The government can embark on a process of precision land levelling, more efficient roadways to bring the paddy out of the cultivation which is the biggest problem farmers have today, better drainage and irrigation facilities, better agronomic practices to up Guyana’s rice yields which are low by international standards, etc. I have credible information from reliable sources that certain individuals are approaching the manufacturers of agro-chemicals abroad, and are asking that the chemicals be sold to them directly, presumably with the intention of on-selling it to the GRDB then to the farmers.
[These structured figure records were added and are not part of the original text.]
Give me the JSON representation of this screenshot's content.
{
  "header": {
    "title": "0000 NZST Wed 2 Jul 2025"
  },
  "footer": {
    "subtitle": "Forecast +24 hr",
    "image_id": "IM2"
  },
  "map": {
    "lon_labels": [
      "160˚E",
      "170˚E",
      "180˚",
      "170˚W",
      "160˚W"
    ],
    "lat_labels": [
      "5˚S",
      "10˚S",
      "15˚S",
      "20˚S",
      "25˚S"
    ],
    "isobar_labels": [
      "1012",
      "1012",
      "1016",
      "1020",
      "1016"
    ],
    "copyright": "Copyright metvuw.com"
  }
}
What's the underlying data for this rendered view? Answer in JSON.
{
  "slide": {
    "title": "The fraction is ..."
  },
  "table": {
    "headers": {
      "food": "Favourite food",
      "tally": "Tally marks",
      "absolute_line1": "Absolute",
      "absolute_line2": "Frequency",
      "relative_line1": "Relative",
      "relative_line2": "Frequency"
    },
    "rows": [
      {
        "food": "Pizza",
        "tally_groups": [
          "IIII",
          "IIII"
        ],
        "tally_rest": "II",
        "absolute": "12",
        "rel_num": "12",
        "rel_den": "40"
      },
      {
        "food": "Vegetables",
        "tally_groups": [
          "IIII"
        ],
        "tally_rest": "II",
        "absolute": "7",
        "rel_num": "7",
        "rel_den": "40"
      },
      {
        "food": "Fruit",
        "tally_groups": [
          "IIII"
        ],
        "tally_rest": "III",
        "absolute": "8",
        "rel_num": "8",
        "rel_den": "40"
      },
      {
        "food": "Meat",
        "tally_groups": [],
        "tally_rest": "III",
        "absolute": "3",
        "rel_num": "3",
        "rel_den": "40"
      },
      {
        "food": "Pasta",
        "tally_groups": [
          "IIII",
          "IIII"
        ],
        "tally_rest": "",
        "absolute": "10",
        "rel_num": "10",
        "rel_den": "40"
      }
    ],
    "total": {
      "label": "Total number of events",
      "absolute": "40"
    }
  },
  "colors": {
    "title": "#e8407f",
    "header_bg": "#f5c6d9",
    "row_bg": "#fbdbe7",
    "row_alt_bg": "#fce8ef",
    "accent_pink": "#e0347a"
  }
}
Furthermore I do not subscribe to the view that this PPP government has done very much for the rice farmers. The turnaround in rice was started by the Economic Recovery Programme (ERP) initiated by Desmond Hoyte, through a process of privatizing and liberalizing the industry,and especially through the privatization of the inefficient government mills. However, there has to be some long term plan to protect the expansion of our rice industry which is not competitive, by the Minister’s own admission, with the other world producers especially Asia at this time.
He is even suggesting that we mix the rice flour with the wheaten flour so that we can boost agro processing. Didn’t Burnham try that? A desperate Dr Ramsammy is even proposing that they produce power from paddy husks to power their milling operations and make briquettes of compressed paddy shells to help GuySuCo fire their boilers at the beginning of the grinding season. It’s very carefully put, but it means that he is admitting that we are right, that the GuySuCo estates are not grinding at a rate which can accumulate bagasse and are buying a lot of wallaba wood to supplement their power generation. This is how we will save the rice industry? These are pie in the sky, farcical and unworkable plans which will never materialise.
To sum up, our government may be on track to undermine the rice industry as they have done in the sugar industry; all of the warning signs are there, and it now turns out that we may be as uncompetitive in rice as we are in sugar. We see this gem in the KN, “the GRDB has developed 14 new varieties of rice which are cultivated by approximately 20 farmers”! We have thousands of farmers and only 20 have the new varieties; it will take 25 years for the rest to get them.
The Economic Services Committee of the Guyana Parliament is well advised to find out everything it can about the PetroCaribe deal before it is too late, and we have as big a disaster in rice as we now have in sugar.